Tout commence par un silence, puis un son, presque un murmure, une résonance qui dit tout.
Je me suis toujours demandé ce qu’on peut dire du silence. Comme une photographie, le silence a des nuances. Il y a des blancs, il y a des noirs, des gris, des couleurs jaunies qui en disent long sur les humeurs intérieures qui nous habitent…Sans analyse ou lecture en diagonale un peu spéciale, je trouve que c’est quand même fondamental de chercher à comprendre cette forme de langage horizontale que certaines personnes réussissent à développer.
Et si cette rupture avec les mots ne devait être qu’un acte ultime et intime pour transmettre un message ?
Ce qui, je crois, au fond, est assez révélateur de l’importance de ce refus de bavardage qui prend le temps de mesurer chaque sonorité linguistique dans une musicalité absolue.
C’est fou ce que les gens disent quand on sait vraiment les écouter !

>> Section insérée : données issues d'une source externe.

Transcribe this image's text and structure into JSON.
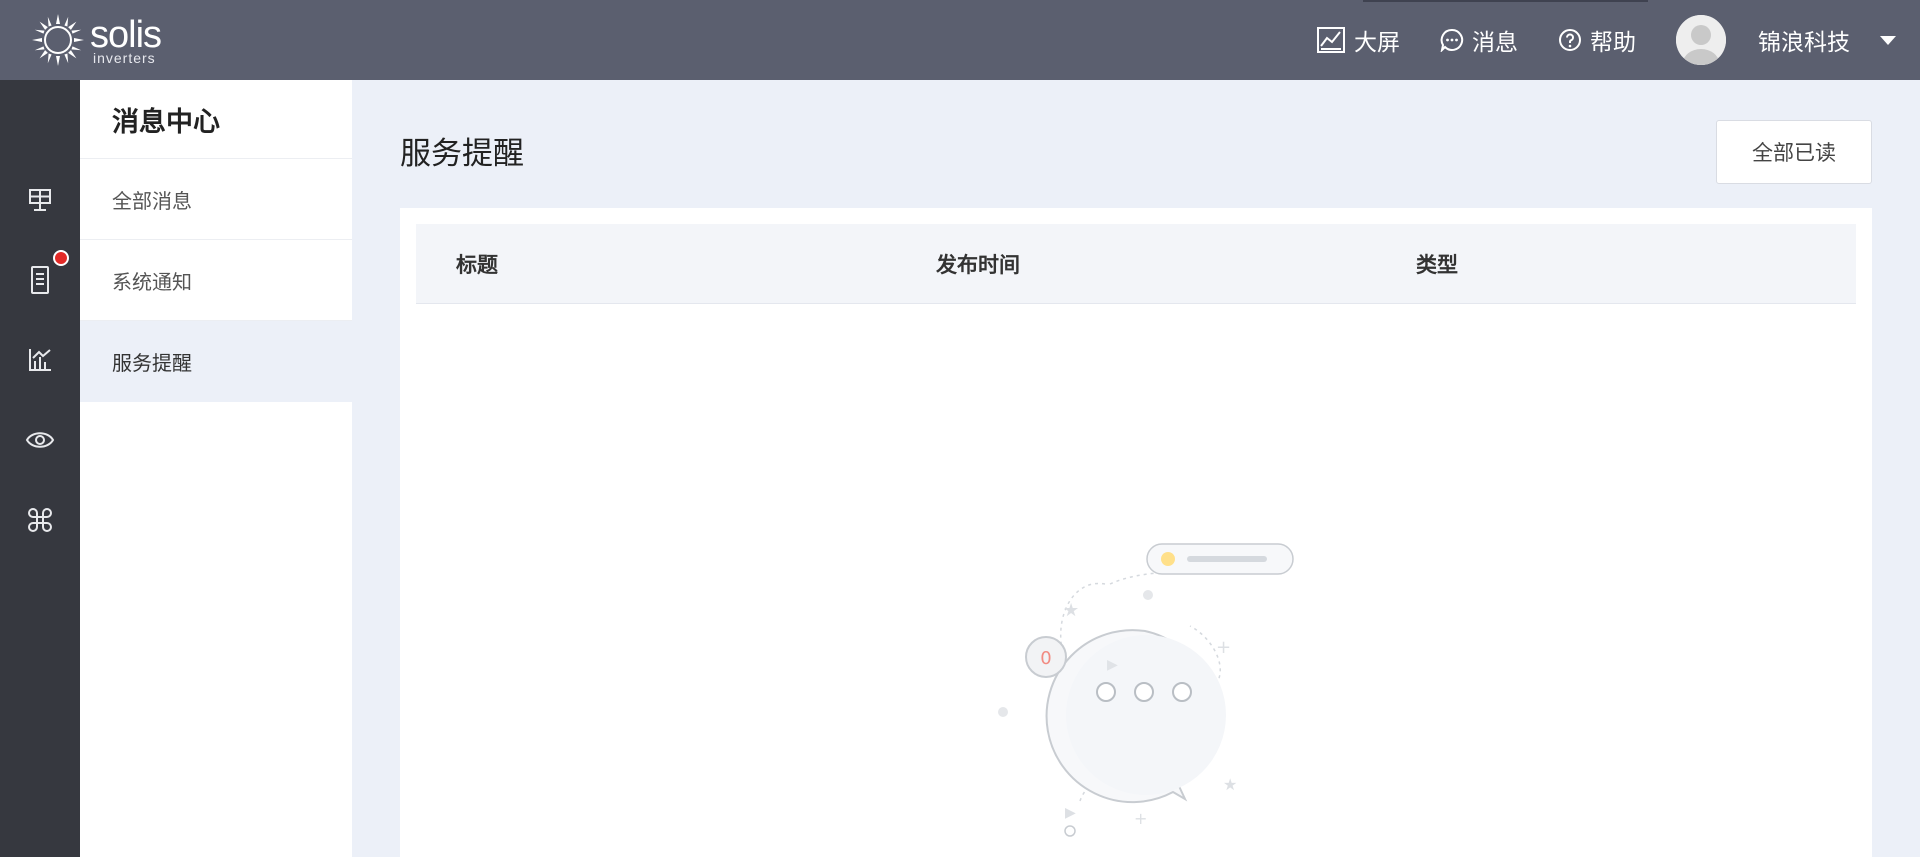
{
  "brand": {
    "name": "solis",
    "tagline": "inverters"
  },
  "topnav": {
    "items": [
      {
        "label": "大屏",
        "icon": "chart-screen-icon"
      },
      {
        "label": "消息",
        "icon": "message-icon"
      },
      {
        "label": "帮助",
        "icon": "help-icon"
      }
    ],
    "user_name": "锦浪科技"
  },
  "rail": {
    "items": [
      "solar-panel-icon",
      "inverter-icon",
      "analytics-icon",
      "eye-icon",
      "apps-icon"
    ],
    "notification_on": "inverter-icon",
    "notification_color": "#e22a27"
  },
  "submenu": {
    "title": "消息中心",
    "items": [
      {
        "label": "全部消息",
        "active": false
      },
      {
        "label": "系统通知",
        "active": false
      },
      {
        "label": "服务提醒",
        "active": true
      }
    ]
  },
  "main": {
    "title": "服务提醒",
    "read_all_label": "全部已读",
    "table": {
      "columns": [
        "标题",
        "发布时间",
        "类型"
      ],
      "rows": []
    },
    "empty_badge": "0"
  },
  "colors": {
    "topbar": "#5b5f6f",
    "rail": "#36383f",
    "page_bg": "#ecf0f8"
  }
}
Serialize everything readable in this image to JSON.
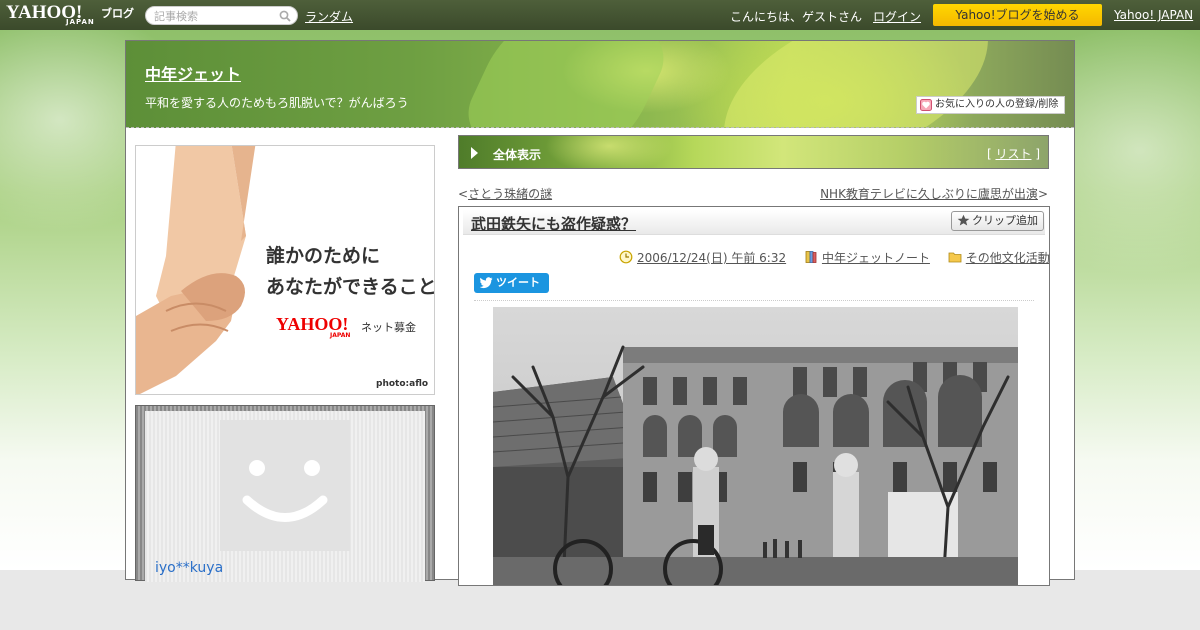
{
  "topbar": {
    "logo": "YAHOO!",
    "logo_sub": "JAPAN",
    "logo_blog": "ブログ",
    "search_placeholder": "記事検索",
    "random_link": "ランダム",
    "greeting": "こんにちは、ゲストさん",
    "login_link": "ログイン",
    "start_button": "Yahoo!ブログを始める",
    "yahoo_japan_link": "Yahoo! JAPAN"
  },
  "blog": {
    "title": "中年ジェット",
    "description": "平和を愛する人のためもろ肌脱いで？がんばろう",
    "favorite_button": "お気に入りの人の登録/削除"
  },
  "ad": {
    "line1": "誰かのために",
    "line2": "あなたができること",
    "logo": "YAHOO!",
    "logo_sub": "JAPAN",
    "fund": "ネット募金",
    "credit": "photo:aflo"
  },
  "profile": {
    "name": "iyo**kuya"
  },
  "view_bar": {
    "label": "全体表示",
    "list_prefix": "[ ",
    "list_link": "リスト",
    "list_suffix": " ]"
  },
  "nav": {
    "prev_mark": "<",
    "prev": "さとう珠緒の謎",
    "next": "NHK教育テレビに久しぶりに廬思が出演",
    "next_mark": ">"
  },
  "article": {
    "title": "武田鉄矢にも盗作疑惑？",
    "clip_button": "クリップ追加",
    "date": "2006/12/24(日) 午前 6:32",
    "category": "中年ジェットノート",
    "folder": "その他文化活動",
    "tweet_button": "ツイート"
  },
  "colors": {
    "topbar": "#3f4e2e",
    "accent_yellow": "#f8c300",
    "link_blue": "#2a6fc8",
    "tweet_blue": "#1b95e0"
  }
}
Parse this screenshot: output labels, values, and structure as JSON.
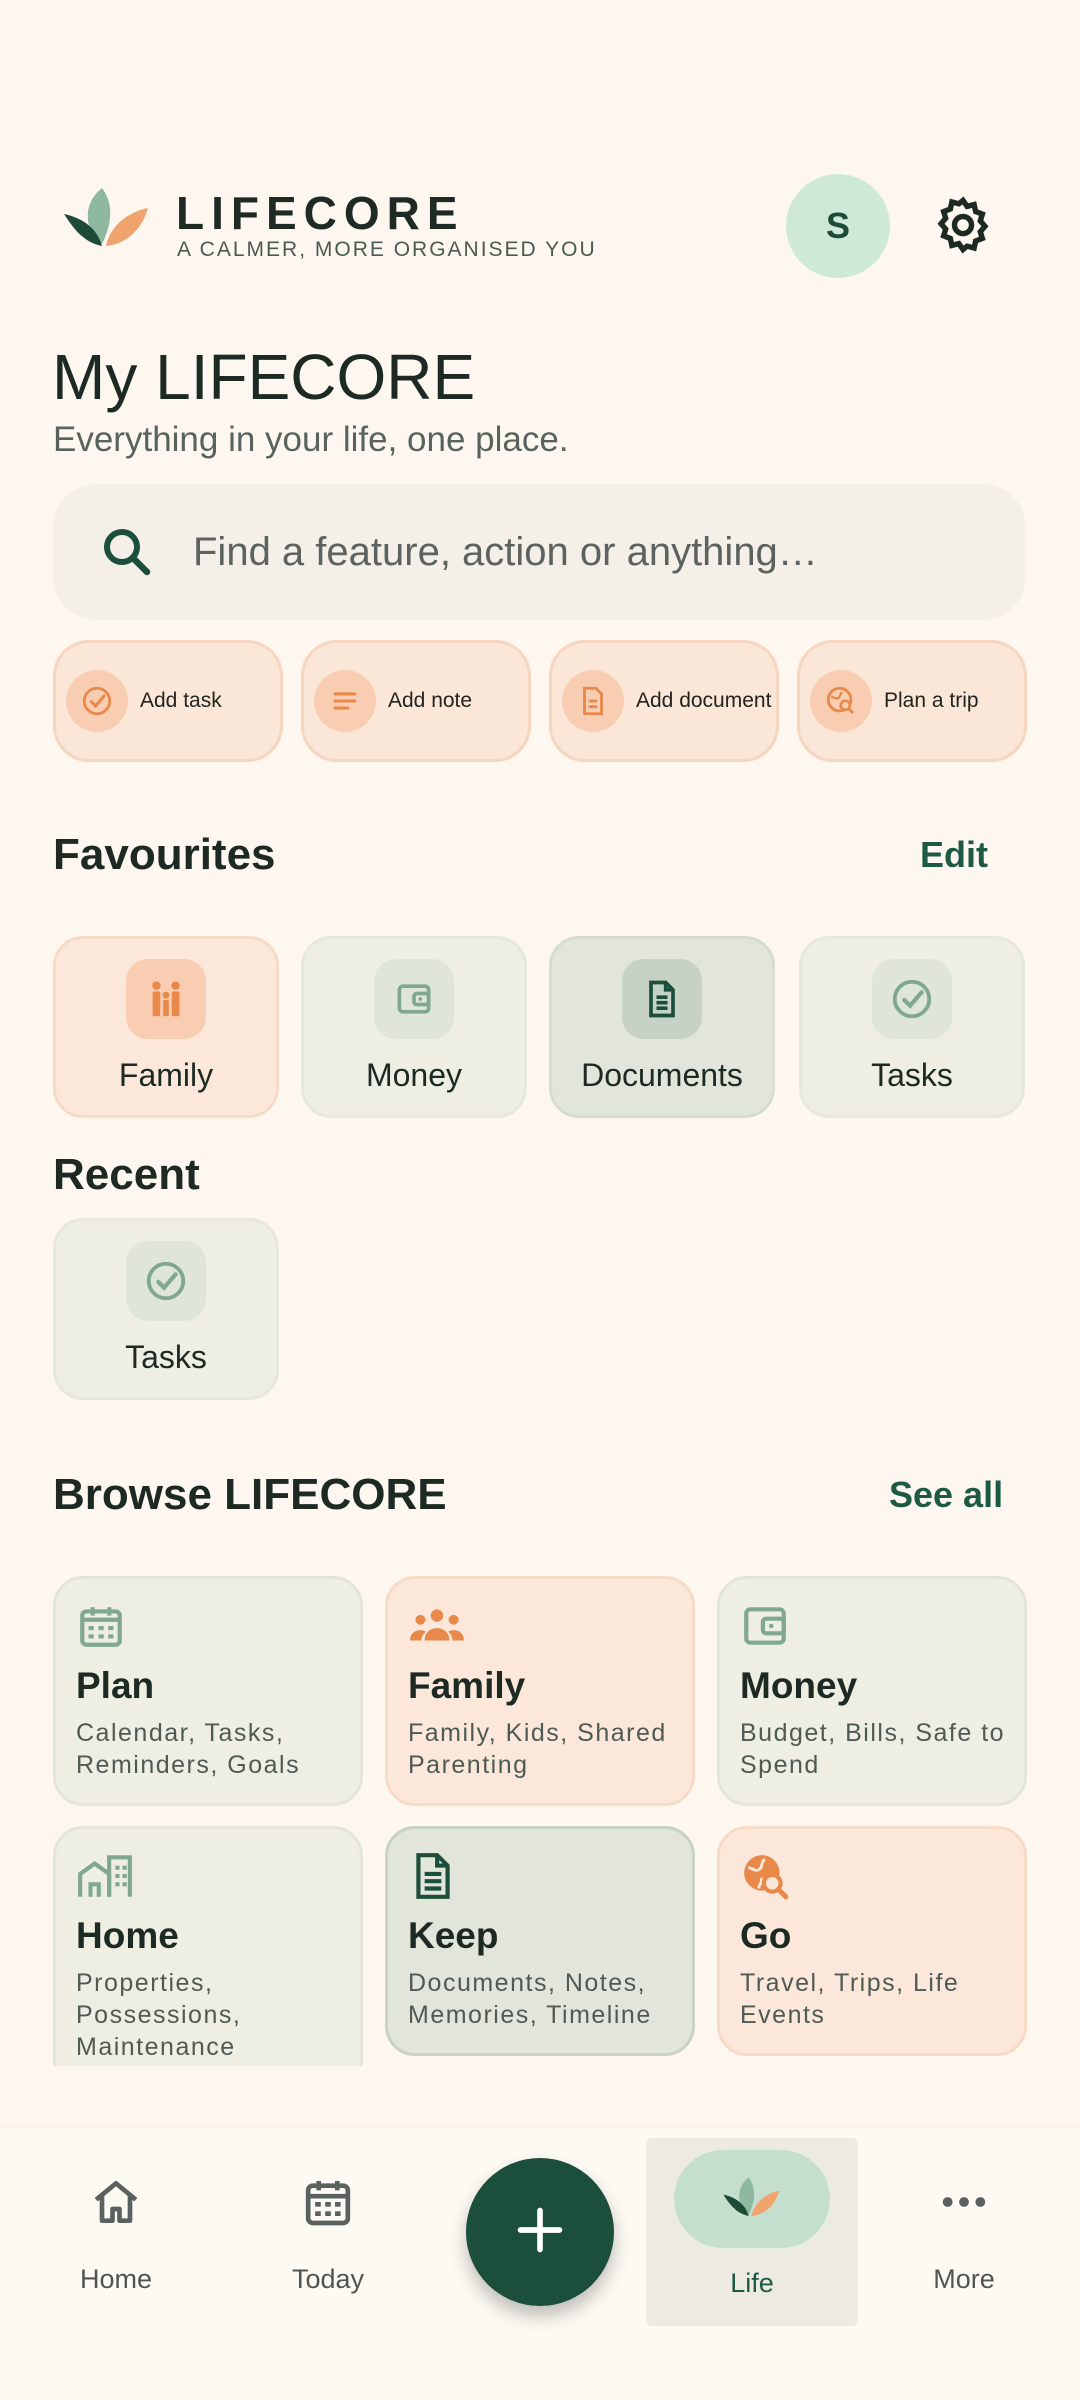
{
  "app": {
    "brand": "LIFECORE",
    "tagline": "A CALMER, MORE ORGANISED YOU",
    "avatar_initial": "S"
  },
  "header": {
    "title": "My LIFECORE",
    "subtitle": "Everything in your life, one place."
  },
  "search": {
    "placeholder": "Find a feature, action or anything…"
  },
  "quick_actions": [
    {
      "label": "Add task",
      "icon": "check-circle-icon"
    },
    {
      "label": "Add note",
      "icon": "note-lines-icon"
    },
    {
      "label": "Add document",
      "icon": "document-icon"
    },
    {
      "label": "Plan a trip",
      "icon": "globe-search-icon"
    }
  ],
  "favourites": {
    "title": "Favourites",
    "edit_label": "Edit",
    "items": [
      {
        "label": "Family",
        "icon": "family-icon"
      },
      {
        "label": "Money",
        "icon": "wallet-icon"
      },
      {
        "label": "Documents",
        "icon": "document-icon"
      },
      {
        "label": "Tasks",
        "icon": "check-circle-icon"
      }
    ]
  },
  "recent": {
    "title": "Recent",
    "items": [
      {
        "label": "Tasks",
        "icon": "check-circle-icon"
      }
    ]
  },
  "browse": {
    "title": "Browse LIFECORE",
    "see_all_label": "See all",
    "cards": [
      {
        "title": "Plan",
        "desc": "Calendar, Tasks, Reminders, Goals",
        "icon": "calendar-icon"
      },
      {
        "title": "Family",
        "desc": "Family, Kids, Shared Parenting",
        "icon": "people-icon"
      },
      {
        "title": "Money",
        "desc": "Budget, Bills, Safe to Spend",
        "icon": "wallet-icon"
      },
      {
        "title": "Home",
        "desc": "Properties, Possessions, Maintenance",
        "icon": "buildings-icon"
      },
      {
        "title": "Keep",
        "desc": "Documents, Notes, Memories, Timeline",
        "icon": "document-icon"
      },
      {
        "title": "Go",
        "desc": "Travel, Trips, Life Events",
        "icon": "globe-search-icon"
      }
    ]
  },
  "bottom_nav": {
    "items": [
      {
        "label": "Home",
        "icon": "house-icon"
      },
      {
        "label": "Today",
        "icon": "calendar-icon"
      },
      {
        "label": "Life",
        "icon": "leaf-logo-icon",
        "active": true
      },
      {
        "label": "More",
        "icon": "more-dots-icon"
      }
    ],
    "fab_icon": "plus-icon"
  },
  "colors": {
    "background": "#fdf7f0",
    "primary_green": "#1b4e3b",
    "accent_orange": "#ef9457",
    "muted_green": "#7fa88e"
  }
}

Pas de mutisme, mais plutôt un pas de côté dans une loquacité nouvelle, nécessaire, effrénée, où le concept même semble passer par l’art et la manière de vous happer dans un univers…
Les hasards, les chutes, les rencontres, les surprises, les oscillations, les non-dits, les doutes, les vérités qui sont là mais pas encore complètement articulées, comme en gestation, sont autant de questions universelles qui ne demandent pas impérativement de réponse.
Le questionnement en lui-même suffit : « Ce que je vois, ce que j’entends et sens, n’est-ce pas simplement l’apparence d’un monde devant le monde ? » écrivait Peter Handke.
Tel un ange perdu dans les rues de Berlin, Bruno Green marque un « stop » et prête l’oreille, éperdu, avec la rudesse et la beauté d’une flèche en plein cœur, pour concevoir une trilogie musicale entièrement instrumentale, qu’il nommera « The Mellotone Project« …
C’est l’histoire d’un retour mystérieux qui parle de tout, qui dit tout dans le silence des mots…
Abandonner tout pour mieux revenir. Après un interminable silence, presque incognito, en juin dernier Bruno Green dévoilait le 1er volume « Apostate » de cette aventure musicale conceptuelle où il y avait déjà-là un air de mystère à l’apparence méconnaissable, habillé d’ambiances sensitives qui s’accordaient subtilement sur le fond et la forme. Entre légèreté et rigueur. Cette dualité identifiable, on la retrouve avec le volume 2 « Golden Boy« , bien mise en avant, dans un disque concept mélangeant expériences et goûts teintés de la propre personnalité de Bruno Green : romantique, énigmatique, ténébreux, méticuleux…
Quoi qu’il en soit de ce mystérieux départ qui le poussa à épouser l’ombre; quittant la musique pour le grand large, le multi-instrumentiste, compositeur et interprète, Breton, à présent Canadien d’adoption, Bruno Green, semble plus que jamais aspirer par le 4eme art. Ce qui est étrange, c’est qu’il est encore plus convaincant maintenant qu’il a retrouvé le chemin du studio.
Architecte sonore, pendant la majeure partie de sa carrière, Bruno Green a favorisé l’expérimentation et la spécialisation. Trente ans à balayer un large spectre de sonorités, dans diverses influences, passant de l’anglais au français, des guitares aux claviers, du studio au live, des consoles de mixage à la réalisation, avec une curiosité et une élégance irréprochables. « Love Particles » 3eme volume du triptyque en est l’ultime preuve.
Dans et autour les morceaux pop consciencieux, les trois albums réalisent un univers cinématographique aux frontières d’une dream-pop électronique, dans la tradition de Kraftwerk, et éperdument moderne quelque part entre Apparat et Aphex Twin qui nous emporte dans des échos denses d’une moiteur réfléchie. Ce genre d’album qui demande votre attention, qui vous séduit en se révélant dans la longueur.
Magicien du traitement numérique, Bruno mixe les sons avec des machines aux aires extraterrestres, étire les nappes onduleuses, les samples insolites pour en faire des chemins brumeux et assemble les ambiances issues d’espaces inconnus, comme dans une sorte de bande originale où le rêve éveillé devient cinématographique. Dans ce « The Mellotone Project » il s’intéresse moins à la piste de danse qu’à la sophistication des symphonies pour suivre méticuleusement cette ligne trilogique berlinoise qu’il avait ébauché avec « Apostate« . On y retrouve beaucoup de mélanges homogènes aux notions électroniques et pop, avec de petits morceaux de génie et une production qui se rassemblent en de grandes rafales mélodiques. Son style est subtil, tendu, nuageux, doux et rêveur, avec une richesse de goût en quête d’idéal, parfait pour vous saisir à la gorge et vous donner matière à imaginer une nouvelle histoire sans paroles.